Fast File System throughput

Thu Jul 26 10:11:15 AEST 1984

For most folks the purpose of interleave factors is pure magic set by
trial and error. Nothing could be farther from the truth:

The interleave factor is a skewing in the physical placement or logical
numbering of sectors to match the cpu service time to the rotation time
between consecutively read sectors. ... hmm ok so what?

cpu services times:

	interrupt latency +
	device driver interrupt processing time +
	device driver transfer start time +
	( possible reschedule and context switch +)
	( cpu time for higher priority kernel processes +)
	( cpu time for higher priority interrupts +)
	read system call time +
	application processing time =

	interlace time in msec.

interlace time is:

	(sectors per track / rotation time in msec) * interlace time in msec =

	interlace time in sectors

interleave factor is:

	interlace time in sectors + 1

Gotcha's:

	1) Missing the interlace timing results in one full rotation (plus
	   a little) of lost time. Net throughput approaches 1 sector per
	   rotation depending on the frequency of misses.

	2) Since most disks rotate at 60 times per second, the typical clock
	   frequency then causes clock interrupts (callout processing and
	   possible wakeups) to occur using 1-3 sectors of interlace time
	   per revolution.

	   Thus minimizing use of high frequency callouts and the cpu time
	   they consume is mandatory (new device driver programmers seldom
	   worry about this).

	   If the interlace factor is set exactly (not counting clock interrupt
	   times), then one rotation time will be lost per clock interrupt
	   ... if there is little or no callout processing, then increasing the
	   interleave factor one or two will cover clock interrupts
	   with no reduction in throughput.

	3) Serial receive and transmitt interrupts for 9600 baud occur
	   at one msec intervals for DZ and SIO type devices, and for
	   19200 baud occur at 500 usec intervals. Thus a single 9600
	   baud line will, when active, invoke about 18 interrupts per rotation
	   at 3600rpm ... for most 5mb 5-1/4 drives this is one interrupt
	   per sector (512byte) on a track, and for 10mb drives one interrupt
	   per (1k byte) block on a track.

	   To prevent large step reductions in thruput when terminals
	   are active on Programmed I/O lines, the interlace factor
	   must be adjusted to allow some average number of lines to be
	   active.

	   NOTE: Peusdo DMA is almost manditory to get interrupt service times
	   down to 50-150usec/char over the normal 500-1500usec/char of
	   generalized C coded service routines.

	4) Serial cputimes for either Peusdo or real DMA approaches are in the
	   the area of 50-400usec/char that occur once per buffer done.
	   Since dma buffer lengths are often 16-32 bytes this is basicly
	   one long completion interrupt per tty line during each rotation.
	   The net effect: to prevent large step reductions in disk
	   throughput the interleave factor must also be adjusted to
	   cover the average number of tty lines active.

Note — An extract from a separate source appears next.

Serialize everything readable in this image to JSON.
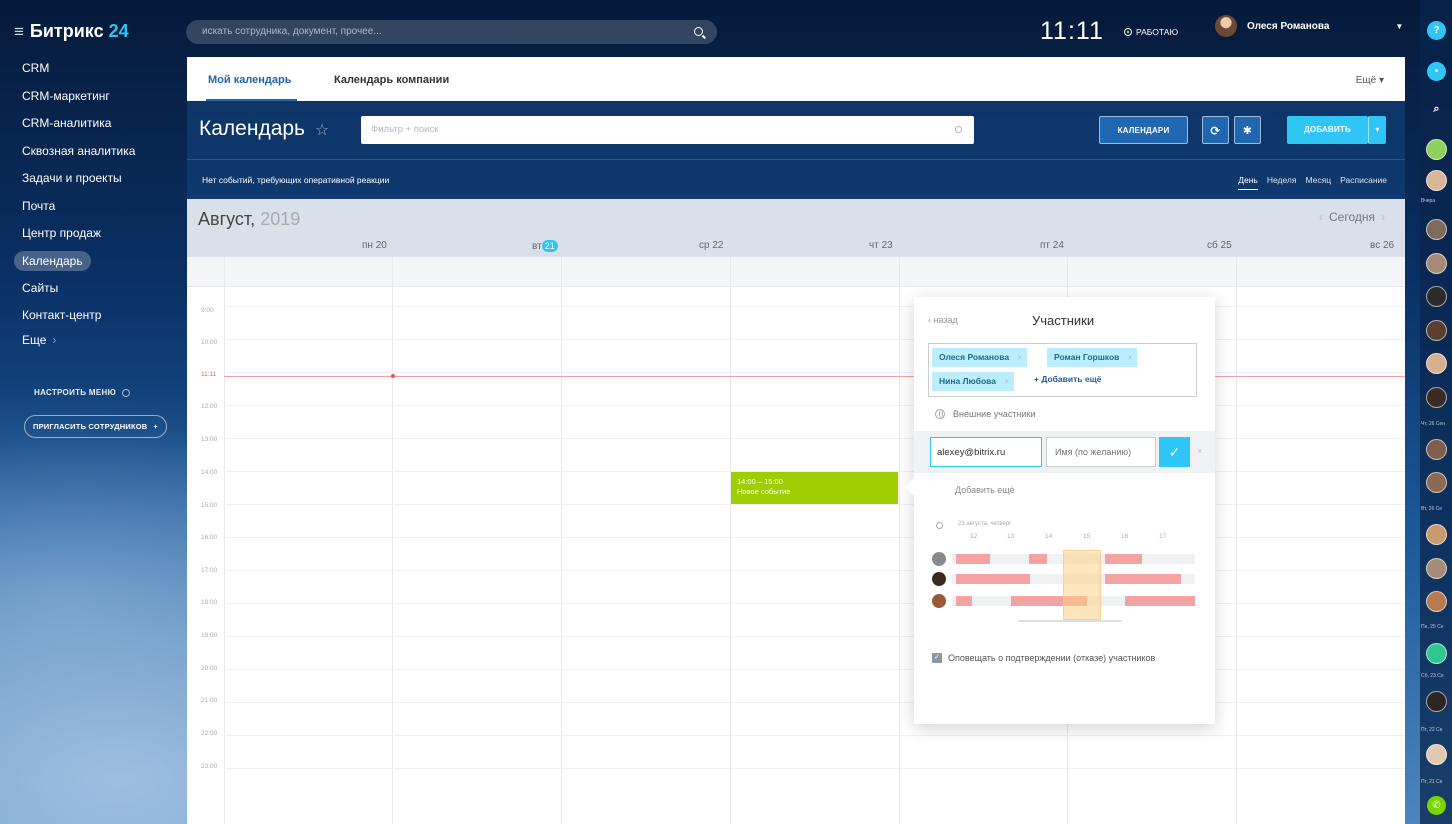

	5) Input traffic from other computers adds substatial load
	   when serviced in raw/cbreak mode. Every input character
	   requires wakeup processing at interrupt service time.

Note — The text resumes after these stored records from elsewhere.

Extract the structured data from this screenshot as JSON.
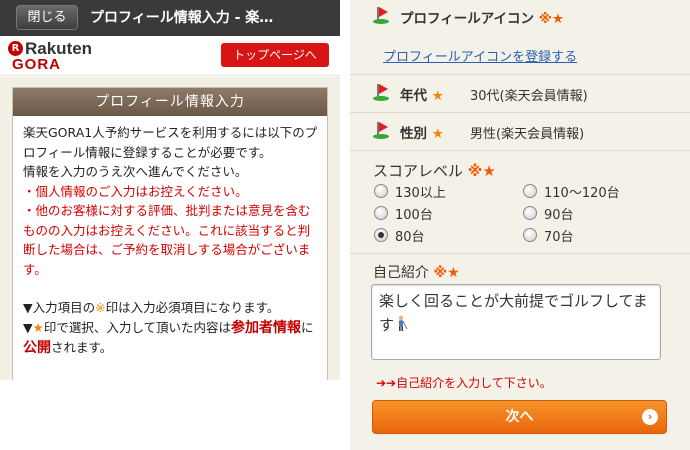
{
  "left": {
    "close_button": "閉じる",
    "title": "プロフィール情報入力 - 楽…",
    "logo": {
      "rakuten": "Rakuten",
      "gora": "GORA"
    },
    "top_page_button": "トップページへ",
    "panel_title": "プロフィール情報入力",
    "paragraphs": {
      "p1": "楽天GORA1人予約サービスを利用するには以下のプロフィール情報に登録することが必要です。",
      "p2": "情報を入力のうえ次へ進んでください。",
      "p3": "・個人情報のご入力はお控えください。",
      "p4": "・他のお客様に対する評価、批判または意見を含むものの入力はお控えください。これに該当すると判断した場合は、ご予約を取消しする場合がございます。",
      "p5_pre": "▼入力項目の",
      "p5_mark": "※",
      "p5_post": "印は入力必須項目になります。",
      "p6_pre": "▼",
      "p6_star": "★",
      "p6_mid": "印で選択、入力して頂いた内容は",
      "p6_b1": "参加者情報",
      "p6_mid2": "に",
      "p6_b2": "公開",
      "p6_post": "されます。"
    }
  },
  "right": {
    "icon_row": {
      "label": "プロフィールアイコン",
      "req": "※★",
      "link": "プロフィールアイコンを登録する"
    },
    "age_row": {
      "label": "年代",
      "star": "★",
      "value": "30代(楽天会員情報)"
    },
    "gender_row": {
      "label": "性別",
      "star": "★",
      "value": "男性(楽天会員情報)"
    },
    "score": {
      "label": "スコアレベル",
      "req": "※★",
      "options": [
        "130以上",
        "110〜120台",
        "100台",
        "90台",
        "80台",
        "70台"
      ],
      "selected": "80台"
    },
    "intro": {
      "label": "自己紹介",
      "req": "※★",
      "value": "楽しく回ることが大前提でゴルフしてます"
    },
    "hint": "➔➔自己紹介を入力して下さい。",
    "next_button": "次へ",
    "next_arrow": "›"
  },
  "icons": [
    "golf-flag-icon",
    "golfer-emoji-icon",
    "arrow-right-icon"
  ],
  "colors": {
    "accent_red": "#d40000",
    "brand_red": "#bf0000",
    "orange": "#f08a00",
    "button_orange": "#e8650b",
    "link_blue": "#2a5fb0"
  }
}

	6) Readahead has little effect on reducing the interleave factor.
	   The net effect is that it allows the service times for two
	   consecutive sectors to be averaged dynamically, resulting in
	   fewer misses due to infrequent events.

	7) All of this scales in a non-linear fashion depending on cpu speed.

All this sounds hopeless? ... For single user workstations at most one
line is active ... for larger multiuser systems disk throughput
is generally terrible (and resulting response times).

Setting the proper interlace factor requires a combination of measurements
from a good logic analyzer and tradeoff decisions after doing a good 
performance/control flow study.

The only fix is to use disk controllers that can handle multiple outstanding
requests -- few hardware systems handle this.

The above is a general view on interlace factors ... more important to
traditional 512/1kbyte filesystems ... but still a non-trival problem
for tuning 4.2 filesystems.

I will be giving a talk at the annual UNIOPS Conference in San Francisco
next week (8/2/84) which goes into a lot of detail on filesystem performance
issues ... of which interlace factors is a minor but important part.

John Bass (Systems Performance and Arch Consultant)
{dual,fortune,hpda,idi}!dmsd!bass        408-996-0557